5 Tips for Buying a Car on a Budget

The biggest expense in most American’s lives is their car. And so I often hear people talking about this purchase, and it’s an interesting dilemma that both people making minimum wage and six-figure salaries share. The twist here is I would give the same advice to both!

  1. Don’t Think In Terms of Monthly Payments – For most people, the default thought that crosses their mind when considering a car purchase is the payment amount. After all, we think in monthly terms, and the idea of scrapping together $20k seems pretty daunting. That’s your first sign it’s probably out of your budget. A car is a depreciating asset, meaning you are GOING to lose money in it. You should try to optimize the amount lost, over the amount spent.
  2. Consider Reliability/Service – Most people forget about this part and figure once the car is purchased, every car is equal. Not true. If you car requires Premium fuel or synthetic oil, get ready to spend an ever increasing amount on your car. Also spend the most time researching how reliable the car is. I’ve seen people get a “good deal” at purchase time, only to pay almost the car’s entire value in repairs.
  3. Understand the Depreciation – You probably know that a car loses up to 20% of it’s value after you drive it off the new car lot, which is why I won’t waste space here telling you never to buy a new car, but used cars have depreciation too. The first 5 years of most cars continues a sharp drop in depreciation. Oddly, high-end cars depreciate much faster in many cases (I believe this may be because the type of people that want to own these cars would rather have a new one). The ideal used car for me is one that has already lost at least 50% of it’s value, but still seems like a modern car (Such as a 2008 car now).
  4. Financing or Cash? If you can buy a car outright in cash, I guarantee your budget will be better. Buying in cash means your insurance will be cheaper, you’ll lose less money to interest, and generally feel better about your finances. That said, with interest rates so low, it can technically be a better idea to finance, assuming you actually use the money you would have put into a car to on investments that return a higher rate of interest then the loan instead.

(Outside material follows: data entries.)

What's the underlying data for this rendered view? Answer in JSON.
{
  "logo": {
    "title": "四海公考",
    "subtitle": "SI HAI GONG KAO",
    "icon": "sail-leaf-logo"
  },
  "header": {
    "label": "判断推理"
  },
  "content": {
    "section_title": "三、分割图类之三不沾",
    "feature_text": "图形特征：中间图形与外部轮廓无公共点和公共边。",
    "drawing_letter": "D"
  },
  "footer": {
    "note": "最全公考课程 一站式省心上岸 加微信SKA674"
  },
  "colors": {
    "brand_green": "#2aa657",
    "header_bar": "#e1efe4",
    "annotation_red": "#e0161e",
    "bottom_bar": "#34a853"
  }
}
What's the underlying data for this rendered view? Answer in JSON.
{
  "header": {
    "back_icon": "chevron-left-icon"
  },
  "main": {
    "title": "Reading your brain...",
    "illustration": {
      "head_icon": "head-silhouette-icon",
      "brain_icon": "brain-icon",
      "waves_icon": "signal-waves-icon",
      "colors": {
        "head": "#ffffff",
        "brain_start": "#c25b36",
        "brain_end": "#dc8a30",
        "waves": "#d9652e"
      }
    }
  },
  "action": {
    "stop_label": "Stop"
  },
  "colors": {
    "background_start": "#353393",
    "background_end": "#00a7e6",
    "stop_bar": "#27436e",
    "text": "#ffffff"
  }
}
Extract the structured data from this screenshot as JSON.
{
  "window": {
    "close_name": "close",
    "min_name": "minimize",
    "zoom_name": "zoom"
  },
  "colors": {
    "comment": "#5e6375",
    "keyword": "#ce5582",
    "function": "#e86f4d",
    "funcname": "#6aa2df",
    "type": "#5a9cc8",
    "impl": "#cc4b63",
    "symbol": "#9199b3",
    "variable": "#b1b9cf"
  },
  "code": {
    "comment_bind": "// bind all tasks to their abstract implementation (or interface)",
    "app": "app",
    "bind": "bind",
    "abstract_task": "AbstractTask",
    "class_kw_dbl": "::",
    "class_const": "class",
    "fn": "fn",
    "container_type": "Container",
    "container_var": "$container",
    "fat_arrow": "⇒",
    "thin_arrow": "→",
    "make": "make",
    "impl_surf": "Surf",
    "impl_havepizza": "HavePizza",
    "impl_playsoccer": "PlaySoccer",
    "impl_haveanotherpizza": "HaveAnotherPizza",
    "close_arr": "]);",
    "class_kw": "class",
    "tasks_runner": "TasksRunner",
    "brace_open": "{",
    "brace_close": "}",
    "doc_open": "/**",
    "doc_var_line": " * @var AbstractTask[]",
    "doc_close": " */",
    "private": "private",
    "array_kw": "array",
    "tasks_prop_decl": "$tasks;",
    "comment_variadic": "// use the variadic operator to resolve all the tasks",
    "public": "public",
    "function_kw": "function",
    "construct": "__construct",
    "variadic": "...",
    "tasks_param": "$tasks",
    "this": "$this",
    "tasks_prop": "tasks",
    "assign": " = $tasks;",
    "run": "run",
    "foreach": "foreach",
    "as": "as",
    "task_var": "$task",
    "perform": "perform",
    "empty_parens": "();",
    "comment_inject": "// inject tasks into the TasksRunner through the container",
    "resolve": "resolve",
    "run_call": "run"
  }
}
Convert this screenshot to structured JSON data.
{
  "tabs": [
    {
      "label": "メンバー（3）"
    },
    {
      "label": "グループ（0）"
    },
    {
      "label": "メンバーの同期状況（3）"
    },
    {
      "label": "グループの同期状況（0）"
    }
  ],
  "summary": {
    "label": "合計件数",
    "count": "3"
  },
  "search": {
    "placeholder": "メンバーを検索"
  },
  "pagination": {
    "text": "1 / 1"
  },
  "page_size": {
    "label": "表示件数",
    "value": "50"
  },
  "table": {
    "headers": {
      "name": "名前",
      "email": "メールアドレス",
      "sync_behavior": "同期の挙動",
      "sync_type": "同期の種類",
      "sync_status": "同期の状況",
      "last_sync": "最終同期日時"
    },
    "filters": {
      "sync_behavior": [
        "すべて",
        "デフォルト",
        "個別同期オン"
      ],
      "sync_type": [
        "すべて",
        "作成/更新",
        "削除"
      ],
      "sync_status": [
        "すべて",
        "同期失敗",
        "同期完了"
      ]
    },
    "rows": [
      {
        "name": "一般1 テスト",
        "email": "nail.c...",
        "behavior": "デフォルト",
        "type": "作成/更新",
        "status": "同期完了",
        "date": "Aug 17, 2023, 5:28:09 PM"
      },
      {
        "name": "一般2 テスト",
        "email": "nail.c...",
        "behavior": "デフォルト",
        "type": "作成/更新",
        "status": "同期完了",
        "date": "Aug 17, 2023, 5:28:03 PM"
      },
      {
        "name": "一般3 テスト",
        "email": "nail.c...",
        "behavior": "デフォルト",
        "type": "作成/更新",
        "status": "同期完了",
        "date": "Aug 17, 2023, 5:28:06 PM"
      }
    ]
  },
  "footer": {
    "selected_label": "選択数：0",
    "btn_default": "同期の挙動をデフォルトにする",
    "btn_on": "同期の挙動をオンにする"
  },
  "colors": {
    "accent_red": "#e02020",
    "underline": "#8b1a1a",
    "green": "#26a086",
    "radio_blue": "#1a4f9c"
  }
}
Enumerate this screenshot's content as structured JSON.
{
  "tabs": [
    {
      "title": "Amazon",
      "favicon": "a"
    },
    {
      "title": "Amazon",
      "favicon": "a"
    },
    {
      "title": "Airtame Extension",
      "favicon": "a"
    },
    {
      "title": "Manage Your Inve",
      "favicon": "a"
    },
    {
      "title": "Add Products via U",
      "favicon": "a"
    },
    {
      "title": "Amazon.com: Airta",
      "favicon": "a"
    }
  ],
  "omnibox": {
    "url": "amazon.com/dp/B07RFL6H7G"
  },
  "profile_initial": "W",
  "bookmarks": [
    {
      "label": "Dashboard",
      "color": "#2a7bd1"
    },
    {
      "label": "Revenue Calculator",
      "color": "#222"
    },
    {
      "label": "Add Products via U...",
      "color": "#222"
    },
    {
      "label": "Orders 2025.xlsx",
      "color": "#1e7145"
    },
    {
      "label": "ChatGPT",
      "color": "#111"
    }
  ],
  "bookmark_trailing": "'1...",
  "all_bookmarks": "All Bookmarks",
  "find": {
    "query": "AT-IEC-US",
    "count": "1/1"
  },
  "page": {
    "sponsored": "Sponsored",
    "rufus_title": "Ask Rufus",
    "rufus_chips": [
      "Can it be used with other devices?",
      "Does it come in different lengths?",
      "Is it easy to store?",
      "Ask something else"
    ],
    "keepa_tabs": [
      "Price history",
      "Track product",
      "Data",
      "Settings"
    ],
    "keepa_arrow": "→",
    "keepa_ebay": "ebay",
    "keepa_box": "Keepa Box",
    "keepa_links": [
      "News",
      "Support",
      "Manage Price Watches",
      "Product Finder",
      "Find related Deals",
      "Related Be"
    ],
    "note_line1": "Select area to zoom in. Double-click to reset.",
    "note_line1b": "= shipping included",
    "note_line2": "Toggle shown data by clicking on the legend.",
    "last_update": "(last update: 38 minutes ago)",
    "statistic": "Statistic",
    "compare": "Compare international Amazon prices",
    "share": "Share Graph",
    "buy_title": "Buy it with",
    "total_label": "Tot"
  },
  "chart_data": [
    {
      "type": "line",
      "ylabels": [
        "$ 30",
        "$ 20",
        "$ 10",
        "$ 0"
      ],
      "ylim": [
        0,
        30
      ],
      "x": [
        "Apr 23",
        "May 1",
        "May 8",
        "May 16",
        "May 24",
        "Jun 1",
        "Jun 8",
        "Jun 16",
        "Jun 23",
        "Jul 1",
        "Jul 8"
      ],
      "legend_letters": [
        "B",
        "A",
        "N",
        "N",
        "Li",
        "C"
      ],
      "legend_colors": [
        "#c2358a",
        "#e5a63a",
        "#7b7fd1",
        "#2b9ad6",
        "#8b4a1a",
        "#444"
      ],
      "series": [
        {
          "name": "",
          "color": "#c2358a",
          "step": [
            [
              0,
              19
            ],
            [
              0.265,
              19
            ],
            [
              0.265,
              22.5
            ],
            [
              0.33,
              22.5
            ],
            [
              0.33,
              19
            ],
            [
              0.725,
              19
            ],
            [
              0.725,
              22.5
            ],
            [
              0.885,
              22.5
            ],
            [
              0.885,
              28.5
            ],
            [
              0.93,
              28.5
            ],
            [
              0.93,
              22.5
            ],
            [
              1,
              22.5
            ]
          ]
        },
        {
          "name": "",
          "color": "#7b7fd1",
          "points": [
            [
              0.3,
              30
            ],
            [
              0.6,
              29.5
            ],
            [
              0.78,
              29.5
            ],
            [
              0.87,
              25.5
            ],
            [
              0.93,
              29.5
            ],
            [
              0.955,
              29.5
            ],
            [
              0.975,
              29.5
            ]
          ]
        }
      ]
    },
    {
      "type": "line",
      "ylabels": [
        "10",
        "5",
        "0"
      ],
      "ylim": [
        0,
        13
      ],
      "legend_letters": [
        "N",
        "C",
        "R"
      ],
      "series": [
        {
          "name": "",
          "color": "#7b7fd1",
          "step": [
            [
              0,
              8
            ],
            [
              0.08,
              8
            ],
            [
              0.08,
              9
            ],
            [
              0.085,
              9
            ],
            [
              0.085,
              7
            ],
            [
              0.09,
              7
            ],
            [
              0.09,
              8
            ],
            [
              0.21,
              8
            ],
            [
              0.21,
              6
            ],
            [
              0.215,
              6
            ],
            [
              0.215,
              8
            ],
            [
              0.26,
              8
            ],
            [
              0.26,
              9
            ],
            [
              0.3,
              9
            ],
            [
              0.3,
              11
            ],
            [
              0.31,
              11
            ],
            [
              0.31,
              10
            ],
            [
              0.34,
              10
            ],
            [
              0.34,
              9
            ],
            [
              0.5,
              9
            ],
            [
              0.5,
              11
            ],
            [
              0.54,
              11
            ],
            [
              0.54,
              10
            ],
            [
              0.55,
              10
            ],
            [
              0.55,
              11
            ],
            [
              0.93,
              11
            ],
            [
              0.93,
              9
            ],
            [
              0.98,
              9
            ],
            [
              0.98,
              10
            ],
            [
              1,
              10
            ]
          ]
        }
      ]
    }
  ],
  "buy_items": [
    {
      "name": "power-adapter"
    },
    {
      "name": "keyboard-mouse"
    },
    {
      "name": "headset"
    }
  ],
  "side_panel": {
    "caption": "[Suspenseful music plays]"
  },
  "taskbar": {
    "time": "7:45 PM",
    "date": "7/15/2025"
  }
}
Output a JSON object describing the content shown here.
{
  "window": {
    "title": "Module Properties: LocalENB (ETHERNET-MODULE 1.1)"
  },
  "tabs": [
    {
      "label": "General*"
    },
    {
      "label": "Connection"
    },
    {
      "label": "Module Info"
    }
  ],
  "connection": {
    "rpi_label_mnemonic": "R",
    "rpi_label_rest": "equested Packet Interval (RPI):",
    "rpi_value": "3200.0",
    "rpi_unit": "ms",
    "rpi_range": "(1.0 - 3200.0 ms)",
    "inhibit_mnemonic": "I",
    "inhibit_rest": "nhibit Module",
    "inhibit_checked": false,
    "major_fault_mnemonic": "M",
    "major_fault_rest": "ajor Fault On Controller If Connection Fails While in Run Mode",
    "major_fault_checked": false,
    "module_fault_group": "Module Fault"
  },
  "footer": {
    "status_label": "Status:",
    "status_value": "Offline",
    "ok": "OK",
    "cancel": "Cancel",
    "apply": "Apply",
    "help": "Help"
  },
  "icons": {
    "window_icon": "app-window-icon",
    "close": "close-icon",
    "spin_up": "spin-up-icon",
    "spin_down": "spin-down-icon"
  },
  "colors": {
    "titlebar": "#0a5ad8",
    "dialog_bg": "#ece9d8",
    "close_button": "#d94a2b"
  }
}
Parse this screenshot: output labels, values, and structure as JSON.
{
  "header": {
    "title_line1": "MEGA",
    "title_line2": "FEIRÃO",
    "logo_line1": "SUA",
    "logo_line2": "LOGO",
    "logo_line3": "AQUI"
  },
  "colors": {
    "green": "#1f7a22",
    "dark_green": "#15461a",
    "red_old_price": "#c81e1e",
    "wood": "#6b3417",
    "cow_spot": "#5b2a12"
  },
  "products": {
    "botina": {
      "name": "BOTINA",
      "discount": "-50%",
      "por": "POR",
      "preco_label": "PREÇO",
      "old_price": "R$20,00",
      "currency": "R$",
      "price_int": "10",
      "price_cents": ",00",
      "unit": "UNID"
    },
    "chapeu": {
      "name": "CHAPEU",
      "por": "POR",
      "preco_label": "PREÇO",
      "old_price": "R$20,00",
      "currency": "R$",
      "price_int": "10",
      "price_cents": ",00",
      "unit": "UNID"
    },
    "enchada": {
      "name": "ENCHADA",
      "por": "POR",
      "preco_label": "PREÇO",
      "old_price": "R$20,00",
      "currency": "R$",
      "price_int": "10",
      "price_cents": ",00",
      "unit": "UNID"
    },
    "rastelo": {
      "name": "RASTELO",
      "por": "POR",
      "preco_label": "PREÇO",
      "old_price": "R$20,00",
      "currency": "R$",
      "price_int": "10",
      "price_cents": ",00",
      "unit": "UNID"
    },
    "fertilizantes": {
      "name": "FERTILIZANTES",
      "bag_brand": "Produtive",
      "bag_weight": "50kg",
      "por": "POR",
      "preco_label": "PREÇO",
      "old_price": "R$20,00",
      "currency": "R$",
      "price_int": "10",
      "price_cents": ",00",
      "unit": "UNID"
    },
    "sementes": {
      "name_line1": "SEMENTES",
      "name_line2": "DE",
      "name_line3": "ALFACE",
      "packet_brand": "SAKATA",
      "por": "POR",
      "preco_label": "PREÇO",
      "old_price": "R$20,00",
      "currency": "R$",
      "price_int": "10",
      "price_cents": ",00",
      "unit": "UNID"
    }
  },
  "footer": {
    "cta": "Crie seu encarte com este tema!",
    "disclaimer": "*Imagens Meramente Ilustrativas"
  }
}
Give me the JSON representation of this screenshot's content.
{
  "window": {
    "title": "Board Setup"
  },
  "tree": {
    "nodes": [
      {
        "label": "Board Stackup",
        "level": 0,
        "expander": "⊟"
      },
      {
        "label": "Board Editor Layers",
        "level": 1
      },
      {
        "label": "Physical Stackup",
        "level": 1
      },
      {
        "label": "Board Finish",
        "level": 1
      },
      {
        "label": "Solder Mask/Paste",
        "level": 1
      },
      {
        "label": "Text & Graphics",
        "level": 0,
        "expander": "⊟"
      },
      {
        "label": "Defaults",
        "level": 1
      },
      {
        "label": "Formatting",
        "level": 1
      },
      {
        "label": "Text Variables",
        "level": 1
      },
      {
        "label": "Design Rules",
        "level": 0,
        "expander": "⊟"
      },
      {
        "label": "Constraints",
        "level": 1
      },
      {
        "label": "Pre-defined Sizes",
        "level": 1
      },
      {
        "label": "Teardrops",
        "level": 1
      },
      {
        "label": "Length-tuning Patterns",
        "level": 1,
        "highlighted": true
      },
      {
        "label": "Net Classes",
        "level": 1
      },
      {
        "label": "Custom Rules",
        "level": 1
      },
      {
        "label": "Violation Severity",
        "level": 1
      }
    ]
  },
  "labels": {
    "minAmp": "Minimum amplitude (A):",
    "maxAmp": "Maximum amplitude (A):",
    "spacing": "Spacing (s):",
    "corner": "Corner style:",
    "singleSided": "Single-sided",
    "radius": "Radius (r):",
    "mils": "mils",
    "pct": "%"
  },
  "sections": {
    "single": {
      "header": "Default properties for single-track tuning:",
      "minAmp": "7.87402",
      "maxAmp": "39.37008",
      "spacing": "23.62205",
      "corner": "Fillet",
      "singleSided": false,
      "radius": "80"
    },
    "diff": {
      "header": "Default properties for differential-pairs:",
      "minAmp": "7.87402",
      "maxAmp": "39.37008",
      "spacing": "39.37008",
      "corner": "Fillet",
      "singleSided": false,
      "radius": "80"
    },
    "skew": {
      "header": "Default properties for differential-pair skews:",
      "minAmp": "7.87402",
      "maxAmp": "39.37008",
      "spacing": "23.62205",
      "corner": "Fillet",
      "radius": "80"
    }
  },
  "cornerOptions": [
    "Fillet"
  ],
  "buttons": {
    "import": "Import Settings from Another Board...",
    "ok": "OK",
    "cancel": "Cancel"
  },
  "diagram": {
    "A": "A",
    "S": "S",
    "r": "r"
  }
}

  5. Consider Resale – It seems odd to think about how you’re going to sell a car right now when you are wanting to buy it, but should you need to sell your car fast (new job overseas, new family situation, etc…) you’ll want to be able to. I find it’s always worth it to look for the highest trim level of a car. What I mean is typically car dealers offer base level cars with no options, and high level cars with lots of options. The price difference between the two on the used market is usually insignificant, but it will make a big difference in terms of the speed of your sale.